ControlNet Much Worse test result when using gradio_canny2image.py than validation result.

Hi Thanks for your great work. I've trained Controlnet using Canny Edge. After 30 epoch, the validation images in image_log show quite realistic good results. So I used the model and run gradio_canny2image.py and tried with a lot of different parameter settings like CFG, but it shows always so bad result compared to the validation results. Is there any difference between validation process or parameter settings and web version?

Please help me~! Thank you!

May 25 '23 05:05 dedoogong

@dedoogong Have you figured out the reason? If yes, kindly elaborate.

Jun 27 '23 06:06 HassanBinHaroon

I have the same problem. I trained a controlnet model with my own dataset, and the results are much worse when I load the model in automatic1111's webui than the results in image_log.

Jul 10 '23 06:07 ELEPOT

Yes I still have the problem. I wonder, what is difference between evaluation process(run on the every 300 iter) or paramter and independent inference(gradio_canny.py) process / parameter settings.

Jul 10 '23 07:07 dedoogong

After digging through some code I found that in the evaluation process, the CFG scale is 9, the sampling step is 50, and the sampler seems to be ddim But after I applyed these changes the problem is still not fixed. Hope it would help in some way.

Jul 10 '23 10:07 ELEPOT

Hi Thanks for your great work. I've trained Controlnet using Canny Edge. After 30 epoch, the validation images in image_log show quite realistic good results. So I used the model and run gradio_canny2image.py and tried with a lot of different parameter settings like CFG, but it shows always so bad result compared to the validation results. Is there any difference between validation process or parameter settings and web version?

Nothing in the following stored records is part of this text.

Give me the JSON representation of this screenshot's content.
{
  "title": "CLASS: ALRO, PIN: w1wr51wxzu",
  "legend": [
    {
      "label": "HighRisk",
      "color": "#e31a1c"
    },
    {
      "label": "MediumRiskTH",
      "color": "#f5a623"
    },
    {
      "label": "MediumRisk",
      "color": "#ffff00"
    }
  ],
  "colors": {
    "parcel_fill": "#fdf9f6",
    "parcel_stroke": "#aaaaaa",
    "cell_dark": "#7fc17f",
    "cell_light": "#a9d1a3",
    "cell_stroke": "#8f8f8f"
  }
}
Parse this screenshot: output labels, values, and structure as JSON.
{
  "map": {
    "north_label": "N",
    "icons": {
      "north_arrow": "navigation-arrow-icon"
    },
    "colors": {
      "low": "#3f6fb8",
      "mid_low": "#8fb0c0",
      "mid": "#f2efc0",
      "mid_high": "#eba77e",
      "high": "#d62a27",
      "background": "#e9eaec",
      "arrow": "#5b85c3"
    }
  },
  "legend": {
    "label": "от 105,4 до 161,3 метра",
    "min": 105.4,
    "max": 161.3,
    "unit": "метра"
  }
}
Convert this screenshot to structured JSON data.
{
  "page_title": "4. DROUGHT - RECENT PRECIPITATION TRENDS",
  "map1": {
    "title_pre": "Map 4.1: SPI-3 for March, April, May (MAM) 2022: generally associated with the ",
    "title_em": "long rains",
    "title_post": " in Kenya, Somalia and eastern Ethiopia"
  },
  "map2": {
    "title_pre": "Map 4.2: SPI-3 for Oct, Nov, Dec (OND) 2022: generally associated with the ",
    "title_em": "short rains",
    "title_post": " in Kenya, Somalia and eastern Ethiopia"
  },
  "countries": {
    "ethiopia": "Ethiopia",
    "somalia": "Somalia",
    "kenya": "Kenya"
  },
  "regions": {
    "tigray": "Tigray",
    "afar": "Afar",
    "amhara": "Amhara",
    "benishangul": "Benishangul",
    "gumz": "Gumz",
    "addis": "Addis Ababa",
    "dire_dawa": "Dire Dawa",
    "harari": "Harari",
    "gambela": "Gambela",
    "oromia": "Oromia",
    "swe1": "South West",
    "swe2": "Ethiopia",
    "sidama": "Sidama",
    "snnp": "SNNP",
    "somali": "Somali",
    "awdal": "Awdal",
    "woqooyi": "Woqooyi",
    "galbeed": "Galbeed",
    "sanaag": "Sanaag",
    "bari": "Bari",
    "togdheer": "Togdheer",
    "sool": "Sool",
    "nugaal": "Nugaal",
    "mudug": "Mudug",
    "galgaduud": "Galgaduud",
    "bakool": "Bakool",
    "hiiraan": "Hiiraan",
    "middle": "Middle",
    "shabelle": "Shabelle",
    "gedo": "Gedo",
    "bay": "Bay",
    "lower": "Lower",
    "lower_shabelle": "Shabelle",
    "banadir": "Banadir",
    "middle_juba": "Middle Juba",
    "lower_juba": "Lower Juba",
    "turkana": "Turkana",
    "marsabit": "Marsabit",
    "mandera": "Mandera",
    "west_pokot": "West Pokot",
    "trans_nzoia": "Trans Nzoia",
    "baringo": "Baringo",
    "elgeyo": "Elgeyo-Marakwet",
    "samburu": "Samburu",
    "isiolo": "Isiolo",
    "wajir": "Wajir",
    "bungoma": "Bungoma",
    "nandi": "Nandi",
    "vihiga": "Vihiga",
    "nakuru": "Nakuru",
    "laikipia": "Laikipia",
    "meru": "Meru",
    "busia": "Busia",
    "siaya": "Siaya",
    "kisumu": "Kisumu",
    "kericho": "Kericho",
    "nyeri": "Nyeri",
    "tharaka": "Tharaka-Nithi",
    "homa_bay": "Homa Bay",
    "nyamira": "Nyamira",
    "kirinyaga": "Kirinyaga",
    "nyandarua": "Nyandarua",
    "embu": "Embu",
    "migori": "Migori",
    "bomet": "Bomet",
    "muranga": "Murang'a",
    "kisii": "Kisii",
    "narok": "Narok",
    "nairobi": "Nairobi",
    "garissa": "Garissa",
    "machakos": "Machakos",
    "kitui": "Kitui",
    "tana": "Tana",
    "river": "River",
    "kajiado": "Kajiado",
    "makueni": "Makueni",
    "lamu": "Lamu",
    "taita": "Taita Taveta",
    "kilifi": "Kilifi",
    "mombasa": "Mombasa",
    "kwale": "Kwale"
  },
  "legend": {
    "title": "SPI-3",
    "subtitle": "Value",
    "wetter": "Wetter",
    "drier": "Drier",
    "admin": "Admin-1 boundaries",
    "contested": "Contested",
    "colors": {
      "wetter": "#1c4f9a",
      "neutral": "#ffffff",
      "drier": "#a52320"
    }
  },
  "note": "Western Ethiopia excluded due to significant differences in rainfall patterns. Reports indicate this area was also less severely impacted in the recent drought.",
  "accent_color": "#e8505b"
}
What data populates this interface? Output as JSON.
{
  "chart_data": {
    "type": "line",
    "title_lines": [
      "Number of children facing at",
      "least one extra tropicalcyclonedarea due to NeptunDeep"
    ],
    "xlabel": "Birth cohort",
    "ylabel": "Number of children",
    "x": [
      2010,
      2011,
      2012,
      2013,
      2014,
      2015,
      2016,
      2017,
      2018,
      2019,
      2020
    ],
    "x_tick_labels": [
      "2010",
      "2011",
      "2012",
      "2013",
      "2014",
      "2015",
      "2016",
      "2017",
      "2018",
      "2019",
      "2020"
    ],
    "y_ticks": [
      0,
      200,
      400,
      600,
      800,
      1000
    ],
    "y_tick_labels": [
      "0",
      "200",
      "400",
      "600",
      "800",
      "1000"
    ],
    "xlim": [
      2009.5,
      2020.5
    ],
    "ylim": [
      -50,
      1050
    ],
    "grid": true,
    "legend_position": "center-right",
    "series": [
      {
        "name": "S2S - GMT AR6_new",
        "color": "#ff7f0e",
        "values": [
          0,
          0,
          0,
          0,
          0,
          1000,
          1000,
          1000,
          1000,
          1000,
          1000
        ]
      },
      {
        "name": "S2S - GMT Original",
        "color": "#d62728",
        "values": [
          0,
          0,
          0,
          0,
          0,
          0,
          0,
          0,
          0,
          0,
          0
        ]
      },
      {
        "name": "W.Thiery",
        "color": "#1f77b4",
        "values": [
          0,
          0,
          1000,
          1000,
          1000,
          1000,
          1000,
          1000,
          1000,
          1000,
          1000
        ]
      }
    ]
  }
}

Please help me~! Thank you!

Did you upload a Canny image when testing?

Nov 17 '23 09:11 Edwardlmaooooooo

Have you solved the problem? I had the same problem and didn't know how to solve it. If you know the solution, please let me know, thank you very much!

Dec 18 '23 11:12 kako523

Hi I have the same problem,too. Have you figured out the reason? If yes, let me know please.I would appreciate it very much!

Jan 10 '24 08:01 Namn23

This problem has been bothering me for a long time, but after some effort, I wrote a inference script, and now it works relatively normally, hope it can help you.

I figured it might be because the gradio_canny2image.py test code is different from the log_images in the ControlLDM class for training. I'm still not sure why, but I'd like someone to explain what's going on. My work doesn't require a text prompt, so the inference script has no text input.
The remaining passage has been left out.